Presos ao futuro, ainda que no extremo oposto, estão aqueles que vivem adiando a vida, e preparando-se para uma felicidade que, dizem, há-de vir, mas que de momento os impede de desfrutar as pequenas felicidades presentes. São os que passam a vida a adiá-la. Primeiro, pensam que a sorte chegará quando casarem. Depois, quando tiverem filhos. Em seguida, quando os meninos estiverem crescidos. Mais tarde, quando chegar a reforma. Não se dão conta de que quem repete quatro vezes que a felicidade chegará amanhã, à quinta vez está a dizer que nunca mais chegará. Os sonhos excessivos são quase sempre o prólogo da margura.
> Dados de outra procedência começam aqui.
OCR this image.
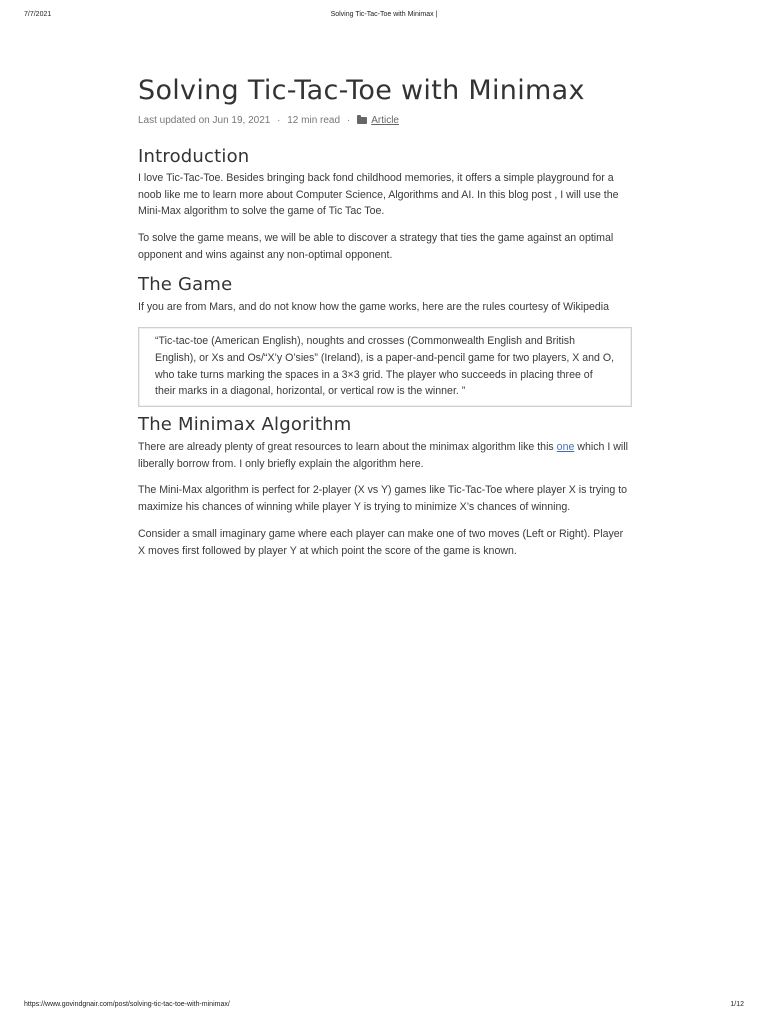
7/7/2021	Solving Tic-Tac-Toe with Minimax |
Solving Tic-Tac-Toe with Minimax
Last updated on Jun 19, 2021 · 12 min read · Article
Introduction

I love Tic-Tac-Toe. Besides bringing back fond childhood memories, it offers a simple playground for a noob like me to learn more about Computer Science, Algorithms and AI. In this blog post , I will use the Mini-Max algorithm to solve the game of Tic Tac Toe.

To solve the game means, we will be able to discover a strategy that ties the game against an optimal opponent and wins against any non-optimal opponent.

The Game

If you are from Mars, and do not know how the game works, here are the rules courtesy of Wikipedia

“Tic-tac-toe (American English), noughts and crosses (Commonwealth English and British English), or Xs and Os/“X’y O’sies” (Ireland), is a paper-and-pencil game for two players, X and O, who take turns marking the spaces in a 3×3 grid. The player who succeeds in placing three of their marks in a diagonal, horizontal, or vertical row is the winner. ”

The Minimax Algorithm

There are already plenty of great resources to learn about the minimax algorithm like this one which I will liberally borrow from. I only briefly explain the algorithm here.

The Mini-Max algorithm is perfect for 2-player (X vs Y) games like Tic-Tac-Toe where player X is trying to maximize his chances of winning while player Y is trying to minimize X’s chances of winning.

Consider a small imaginary game where each player can make one of two moves (Left or Right). Player X moves first followed by player Y at which point the score of the game is known.

https://www.govindgnair.com/post/solving-tic-tac-toe-with-minimax/	1/12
Por tudo isso, gostaria de gritar aos meus amigos que a única maneira de estar vivos é viver no presente. Que só hoje se pode ser feliz. Que a fuga para o passado ou para o futuro é mesmo, e só, uma fuga. Que um ser que quer viver de verdade deveria gritar a si mesmo diante do espelho, ao levantar, que o dia que começa é o mais importante da sua vida. O passado passou. O futuro virá das mãos de Deus, e nelas se há-de deixar. A nossa única tarefa é o presente, esta hora. Deus não nos espera amanhã. Cruzar-se-á hoje connosco. A nossa própria ressurreição começou no momento que vivemos agora.
Unamuno irritava-se, e com razão, quando lhe falavam do futuro. “Não há futuro, gritava. O que chamam futuro é uma das grandes mentiras. O verdadeiro futuro é hoje. Que será de nós amanhã? Não há amanhã. Que é de nós, hoje e agora? Eis a única questão”.
Nem só os jovens tomam drogas. Há muitos velhos que se injectam de nostalgia do passado ou de terrores do futuro. São morfinas tão perigosas como a heroína ou a cocaína. São como os jovens que preferem fumar sonhos a trabalhar, imaginar revoluções a ir mudando lenta e dolorosamente este mundo. Mas nem os sonhos nem as nostalgias mudarão um só tijolo.
Só o presente existe. Ou sou feliz hoje, ou o não serei nunca. Ou trabalho hoje, ou nunca trabalharei. Ou vivo hoje, ou serei apenas um morto que sonha e que recorda.